Osservando al ME è possibile osservare tra le subunità un filamento di 2nm: l’m-RNA. La lunghezza dell’m-RNA varia a seconda della proteina da codificare. I ribosomi si uniscono tra loro e con l’m-RNA solo durante il processo di sintesi proteica.
Le cellule eucariotiche hanno subunità maggiore con 3 tipi di RNA e subunità minore con 1 RNA. I ribosomi liberi si strutturano nei polisomi.
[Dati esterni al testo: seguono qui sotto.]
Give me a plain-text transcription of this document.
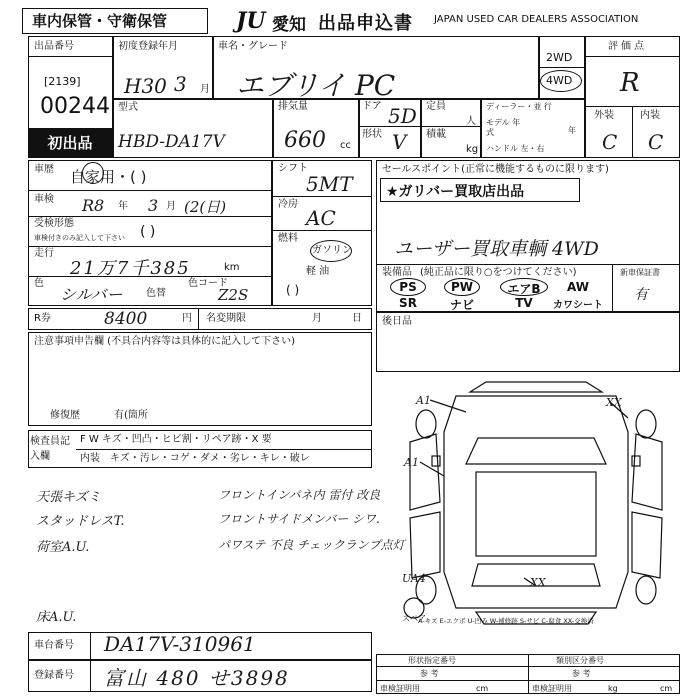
車内保管・守衛保管	JU 愛知 出品申込書 JAPAN USED CAR DEALERS ASSOCIATION
出品番号
[2139]
00244
初出品
初度登録年月
H30 3 月
型式
HBD-DA17V
車名・グレード
エブリイ PC
2WD
4WD
排気量
660 cc
ドア 5D
形状 V
定員
人
積載
kg
ディーラー・並 行
モデル 年式	年
ハンドル 左・右
評価点
R
外装	内装
C C
車歴 自家用・( )
車検 R8 年 3 月 (2(日)
受検形態
車検付きのみ記入して下さい ( )
走行
21万7千385	km
色
シルバー 色替
色コード
Z2S
シフト
5MT
冷房
AC
燃料
ガソリン
軽 油
( )
R券	8400	円 名変期限	月	日
セールスポイント(正常に機能するものに限ります)
★ガリバー買取店出品
ユーザー買取車輌 4WD
装備品 (純正品に限り○をつけてください)	新車保証書
有
PS	PW	エアB	AW
SR	ナビ	TV	カワシート
後日品
注意事項申告欄 (不具合内容等は具体的に記入して下さい)
修復歴	有(箇所
検査員記入欄
F W キズ・凹凸・ヒビ割・リペア跡・X 要
内装 キズ・汚レ・コゲ・ダメ・劣レ・キレ・破レ
天張キズミ
スタッドレスT.
荷室A.U.
床A.U.
フロントインパネ内 雷付 改良
フロントサイドメンバー シワ.
パワステ 不良 チェックランプ点灯
A1
A1
XX
XX
UA4
スペア
A-キズ E-エクボ U-凹み W-補修跡 S-サビ C-腐食 XX-交換済
車台番号 DA17V-310961
登録番号 富山 480 せ3898
形状指定番号	類別区分番号
参 考	参 考
車検証明用	cm	車検証明用	kg	cm
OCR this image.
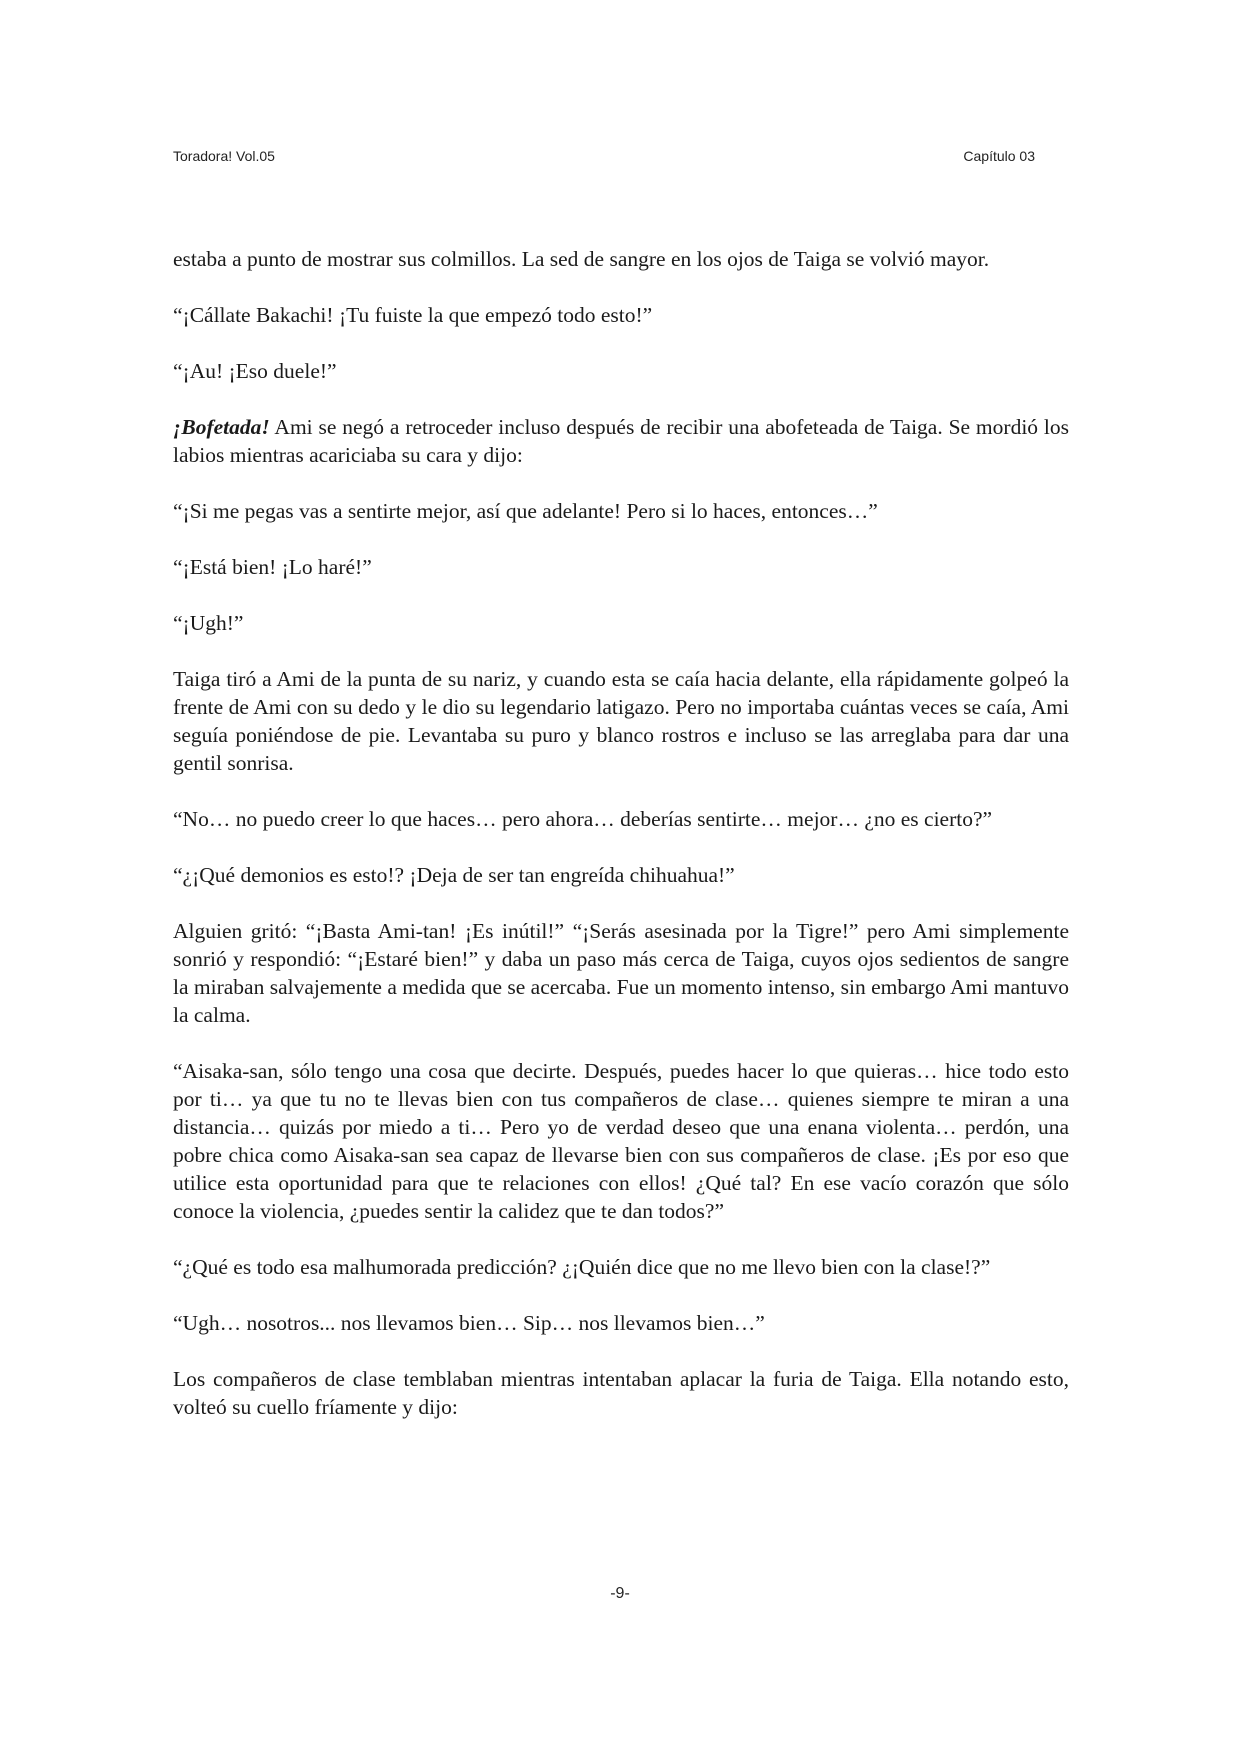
Toradora! Vol.05	Capítulo 03

estaba a punto de mostrar sus colmillos. La sed de sangre en los ojos de Taiga se volvió mayor.

“¡Cállate Bakachi! ¡Tu fuiste la que empezó todo esto!”

“¡Au! ¡Eso duele!”

¡Bofetada! Ami se negó a retroceder incluso después de recibir una abofeteada de Taiga. Se mordió los labios mientras acariciaba su cara y dijo:

“¡Si me pegas vas a sentirte mejor, así que adelante! Pero si lo haces, entonces…”

“¡Está bien! ¡Lo haré!”

“¡Ugh!”

Taiga tiró a Ami de la punta de su nariz, y cuando esta se caía hacia delante, ella rápidamente golpeó la frente de Ami con su dedo y le dio su legendario latigazo. Pero no importaba cuántas veces se caía, Ami seguía poniéndose de pie. Levantaba su puro y blanco rostros e incluso se las arreglaba para dar una gentil sonrisa.

“No… no puedo creer lo que haces… pero ahora… deberías sentirte… mejor… ¿no es cierto?”

“¿¡Qué demonios es esto!? ¡Deja de ser tan engreída chihuahua!”

Alguien gritó: “¡Basta Ami-tan! ¡Es inútil!” “¡Serás asesinada por la Tigre!” pero Ami simplemente sonrió y respondió: “¡Estaré bien!” y daba un paso más cerca de Taiga, cuyos ojos sedientos de sangre la miraban salvajemente a medida que se acercaba. Fue un momento intenso, sin embargo Ami mantuvo la calma.

“Aisaka-san, sólo tengo una cosa que decirte. Después, puedes hacer lo que quieras… hice todo esto por ti… ya que tu no te llevas bien con tus compañeros de clase… quienes siempre te miran a una distancia… quizás por miedo a ti… Pero yo de verdad deseo que una enana violenta… perdón, una pobre chica como Aisaka-san sea capaz de llevarse bien con sus compañeros de clase. ¡Es por eso que utilice esta oportunidad para que te relaciones con ellos! ¿Qué tal? En ese vacío corazón que sólo conoce la violencia, ¿puedes sentir la calidez que te dan todos?”

“¿Qué es todo esa malhumorada predicción? ¿¡Quién dice que no me llevo bien con la clase!?”

“Ugh… nosotros... nos llevamos bien… Sip… nos llevamos bien…”

Los compañeros de clase temblaban mientras intentaban aplacar la furia de Taiga. Ella notando esto, volteó su cuello fríamente y dijo:

-9-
L’unione dei ribosomi è favorita dagli ioni magnesio.
I ribosomi si originano nel nucleolo per l’attività dell’organizzatore nucleolare dei cromosomi nucleolari, che vengono trascritti negli r-RNA. I geni del NOR sono trascritti negli r-RNA 28S, 18S e 5,8S dall’RNA polimerasi I. Nella subunità maggiore è presente anche un RNA 5S trascritto dalla RNA polimerasi III.
Ci sono 4 siti di legame:
- Un sito di legame per l’m-RNA
- Tre siti per legare il tRNA:
- Un sito A (amminoacilico) che lega ogni tRNA nuovo con attaccato il suo amminoacido
- Un sito P (peptidilico) dove risiede il tRNA con la catena polipeptidica in allungamento
- Un sito E (uscita) dal quale i tRNA lasciano il ribosoma dopo aver scaricato gli amminoacidi
Lisosomi
I lisosomi hanno una forma sferica e sono delimitati da una membrana singola fortemente glicosilata, contenente cioè un’elevata quantità di proteoglicani, che rendono la membrana stessa meno suscettibile all’attacco delle idrolasi acide. Sono la sede di immagazzinamento delle idrolasi acide, che sono opportunamente sequestrate. Sono più numerosi nelle cellule che svolgono funzioni di assorbimento.
Per mantenere acido il pH al loro interno, i lisosomi devono attivamente concentrare ioni H+ (protoni). Ciò è assicurato dalla presenza nella loro membrana di una pompa protonica o a idrogeno, che trasporta attivamente.